Now, though, those gains are endangered. The Corporation appears ready to junk its commitment not to place its funds in banks doing business with the Botha government, not to, in effect, lend money to fund apartheid. Through the Advisory Committee on Shareholder Responsibility (ACSR), the Corporation gave indications last week that they would consider the nature of any loans to the government. Were they "humanitarian" in nature, they might be allowed.
The "humanitarian" distinction is nonsense. The South Africans only build hospitals or schools for Blacks because they must; money funneled to the country for such purposes will only free up other funds for military, internal security force, and the other agencies needed to enforce the country's diabolical code.

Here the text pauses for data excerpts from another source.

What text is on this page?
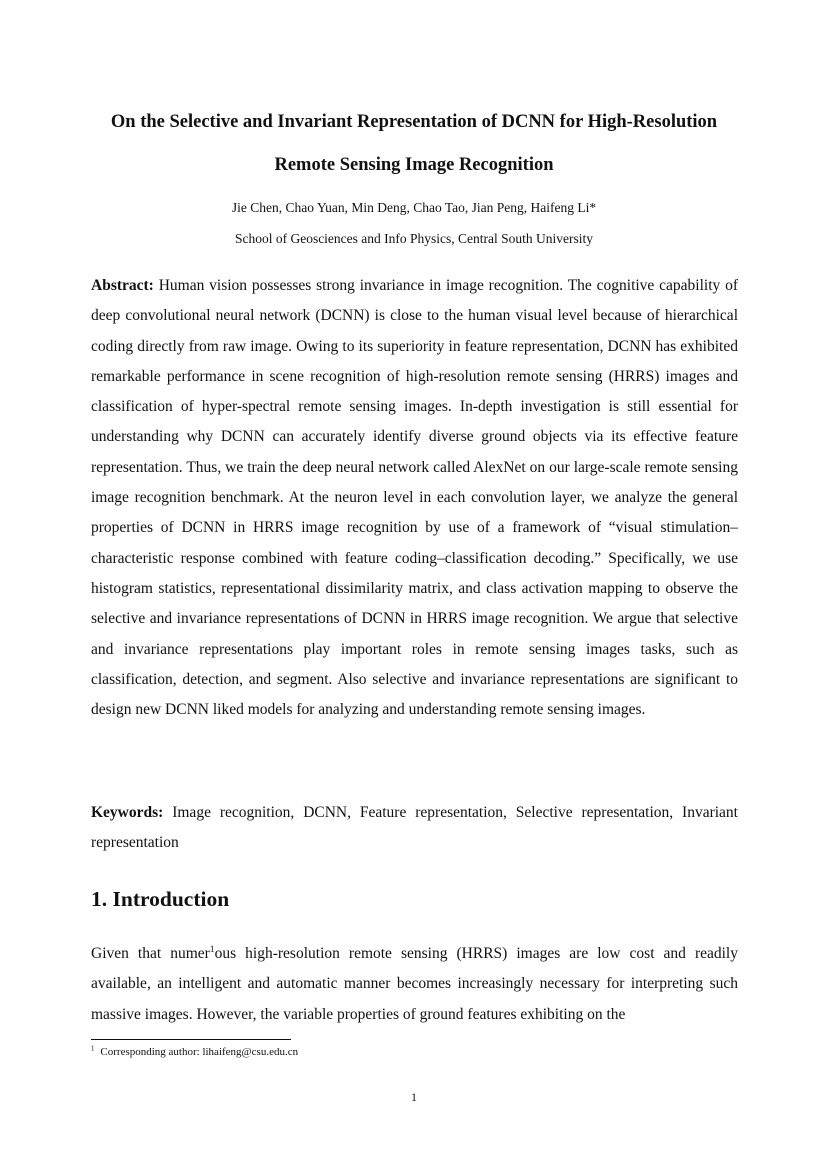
On the Selective and Invariant Representation of DCNN for High-Resolution
Remote Sensing Image Recognition

Jie Chen, Chao Yuan, Min Deng, Chao Tao, Jian Peng, Haifeng Li*

School of Geosciences and Info Physics, Central South University

Abstract: Human vision possesses strong invariance in image recognition. The cognitive capability of deep convolutional neural network (DCNN) is close to the human visual level because of hierarchical coding directly from raw image. Owing to its superiority in feature representation, DCNN has exhibited remarkable performance in scene recognition of high-resolution remote sensing (HRRS) images and classification of hyper-spectral remote sensing images. In-depth investigation is still essential for understanding why DCNN can accurately identify diverse ground objects via its effective feature representation. Thus, we train the deep neural network called AlexNet on our large-scale remote sensing image recognition benchmark. At the neuron level in each convolution layer, we analyze the general properties of DCNN in HRRS image recognition by use of a framework of “visual stimulation–characteristic response combined with feature coding–classification decoding.” Specifically, we use histogram statistics, representational dissimilarity matrix, and class activation mapping to observe the selective and invariance representations of DCNN in HRRS image recognition. We argue that selective and invariance representations play important roles in remote sensing images tasks, such as classification, detection, and segment. Also selective and invariance representations are significant to design new DCNN liked models for analyzing and understanding remote sensing images.

Keywords: Image recognition, DCNN, Feature representation, Selective representation, Invariant representation

1. Introduction

Given that numer$^1$ous high-resolution remote sensing (HRRS) images are low cost and readily available, an intelligent and automatic manner becomes increasingly necessary for interpreting such massive images. However, the variable properties of ground features exhibiting on the

$^1$ Corresponding author: lihaifeng@csu.edu.cn

1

As such, the Corporation decision represents a slap in the face to the students who battled so long to get even this small concession. The men who run the University reason, and probably correctly, that not many students here currently will care, certainly not care enough to do anything.
In general, we continue to urge the divestiture of all Harvard's holdings in South Africa. In particular, we urge the Corporation and the ACSR to reaffirm the doctrine of not directly supporting the South African authorities in any of their policies. If the Corporation goes back on the promise delivered in the spring of 1978, we hope students have conviction enough to once again take their case to the streets, the only place where they have ever had any effect.